Stroke Fact #5: Think FAST to Spot Key Signs of Stroke
To learn—and remember—the key stroke symptoms, memorize the acronym FAST. It stands for:
- Face: It might be droopy or numb on one side, especially when you try to smile.
- Arm: One might be weak or droopy. Raise your arms to check.
- Speech: It might be garbled, or you may not be able to express your thoughts. Likewise, you may not understand what others are saying.
- Time: As in, call 911 right now if you have any of the above symptoms.
When someone is having a major stroke—especially when there are onlookers—it tends to be pretty clear, Dr. Meurer says. After all, it’s hard to ignore it when an entire side of your body stops functioning or you can’t talk at all. But sometimes the signs are subtler. “One arm or leg might feel a little weak, or you might be dizzy or have a balance problem,” he says. “It’s not as dramatic as having one side of your body paralyzed, so it’s easier to ignore.”
Brushing it off is exactly what you shouldn’t do. You might be having a smaller stroke, which still calls for medical attention since it could leave you with some impairments—and set you up for a bigger stroke down the line.
While it may not be realistic to call 911 every time you feel a bit dizzy, Dr. Meurer says it’s a red flag if the sensation comes on quickly. “If you’re fine and then all of a sudden you’re dizzy and can’t walk—and walking was something you could do before—you should seek medical attention,” he says. Same goes for any sudden weakness, headache, or numbness.
Dr. Meurer also urges everyone to pay attention to language and speech difficulties. If a previously coherent person suddenly seems confused—even if individual words don’t sound like gibberish—it’s best to get medical help.
Stroke Fact #6: It’s Possible to Have a Stroke and Not Know It
A stroke’s impact depends on which part of the brain is being deprived of nutrients and for how long. It’s not uncommon to have a mini stroke—known as a transient ischemic attack (TIA)—and have no idea until you later have a CT scan for something else.

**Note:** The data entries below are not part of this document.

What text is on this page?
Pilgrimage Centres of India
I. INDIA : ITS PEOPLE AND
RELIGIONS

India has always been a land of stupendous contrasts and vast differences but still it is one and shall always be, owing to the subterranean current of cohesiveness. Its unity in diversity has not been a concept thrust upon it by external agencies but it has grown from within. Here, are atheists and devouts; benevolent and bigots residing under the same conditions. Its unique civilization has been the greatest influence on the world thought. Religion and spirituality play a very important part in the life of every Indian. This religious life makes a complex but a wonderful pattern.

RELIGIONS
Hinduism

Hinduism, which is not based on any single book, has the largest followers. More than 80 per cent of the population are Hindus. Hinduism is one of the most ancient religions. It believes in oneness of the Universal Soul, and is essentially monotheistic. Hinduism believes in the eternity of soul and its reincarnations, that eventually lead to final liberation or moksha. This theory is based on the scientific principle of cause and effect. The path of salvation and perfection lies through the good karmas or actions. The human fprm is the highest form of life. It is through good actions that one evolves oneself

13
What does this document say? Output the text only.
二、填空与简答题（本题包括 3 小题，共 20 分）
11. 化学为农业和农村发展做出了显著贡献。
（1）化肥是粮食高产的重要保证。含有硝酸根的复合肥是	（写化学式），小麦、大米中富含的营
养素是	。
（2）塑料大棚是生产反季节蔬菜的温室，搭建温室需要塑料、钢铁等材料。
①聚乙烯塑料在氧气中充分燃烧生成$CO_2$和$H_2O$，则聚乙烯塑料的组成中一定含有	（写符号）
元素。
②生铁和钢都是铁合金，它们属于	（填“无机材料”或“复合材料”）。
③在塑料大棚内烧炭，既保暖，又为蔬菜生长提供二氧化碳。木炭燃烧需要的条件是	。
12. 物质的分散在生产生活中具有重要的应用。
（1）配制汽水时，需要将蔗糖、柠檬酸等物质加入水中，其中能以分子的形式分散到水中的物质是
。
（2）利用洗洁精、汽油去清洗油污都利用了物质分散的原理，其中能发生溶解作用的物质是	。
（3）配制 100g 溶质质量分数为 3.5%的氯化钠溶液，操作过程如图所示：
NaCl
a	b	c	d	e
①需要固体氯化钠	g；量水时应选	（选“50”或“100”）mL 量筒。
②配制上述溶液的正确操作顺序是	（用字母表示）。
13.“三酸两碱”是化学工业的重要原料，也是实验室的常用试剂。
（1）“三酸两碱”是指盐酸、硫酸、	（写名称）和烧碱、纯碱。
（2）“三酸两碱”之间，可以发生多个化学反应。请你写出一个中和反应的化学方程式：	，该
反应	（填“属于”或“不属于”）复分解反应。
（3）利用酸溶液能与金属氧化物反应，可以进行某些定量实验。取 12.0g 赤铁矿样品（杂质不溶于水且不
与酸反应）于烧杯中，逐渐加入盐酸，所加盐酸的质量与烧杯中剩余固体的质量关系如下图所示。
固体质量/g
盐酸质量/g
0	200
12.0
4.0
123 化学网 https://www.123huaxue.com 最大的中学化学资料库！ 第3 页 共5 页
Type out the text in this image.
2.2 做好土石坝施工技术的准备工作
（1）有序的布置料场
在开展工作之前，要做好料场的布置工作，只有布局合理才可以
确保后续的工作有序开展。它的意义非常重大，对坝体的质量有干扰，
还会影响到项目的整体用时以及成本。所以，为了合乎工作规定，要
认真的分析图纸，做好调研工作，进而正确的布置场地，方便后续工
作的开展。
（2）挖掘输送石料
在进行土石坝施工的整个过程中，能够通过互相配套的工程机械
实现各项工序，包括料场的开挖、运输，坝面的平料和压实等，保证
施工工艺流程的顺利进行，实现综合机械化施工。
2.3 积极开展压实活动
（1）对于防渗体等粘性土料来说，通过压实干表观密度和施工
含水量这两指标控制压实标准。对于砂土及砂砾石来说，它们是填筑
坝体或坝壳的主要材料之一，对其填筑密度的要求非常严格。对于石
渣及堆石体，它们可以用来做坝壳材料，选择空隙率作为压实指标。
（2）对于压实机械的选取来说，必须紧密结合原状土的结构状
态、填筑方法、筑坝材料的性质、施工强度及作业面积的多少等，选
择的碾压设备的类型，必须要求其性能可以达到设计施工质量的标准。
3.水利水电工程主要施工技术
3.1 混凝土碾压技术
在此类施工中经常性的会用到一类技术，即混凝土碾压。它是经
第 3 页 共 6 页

But that doesn’t mean it’s harmless. A TIA can cause damage in an area of the brain that’s not crucial for everyday functioning, but it’s damage nonetheless. “And we want to figure out what caused it, to make sure you don’t have a bigger stroke down the road,” Dr. Meurer says.
Symptoms of mini strokes are essentially the same as regular strokes, which include numbness or weakness on one side, speech trouble, vision loss, and confusion. But with a mini stroke, the clot quickly breaks up on its own, so symptoms might only last a few minutes until blood flow is restored.
“If you have a small stroke and your arm doesn’t work for 15 minutes, it could be a sign of a blockage in the carotid artery that supplies blood to your brain,” Dr. Meurer says. “If it happens again, that functioning might not come back.”
His advice: When in doubt, get checked out. And if you live alone, consider investing in a medical alert device that enables you to call for help with the touch of a button.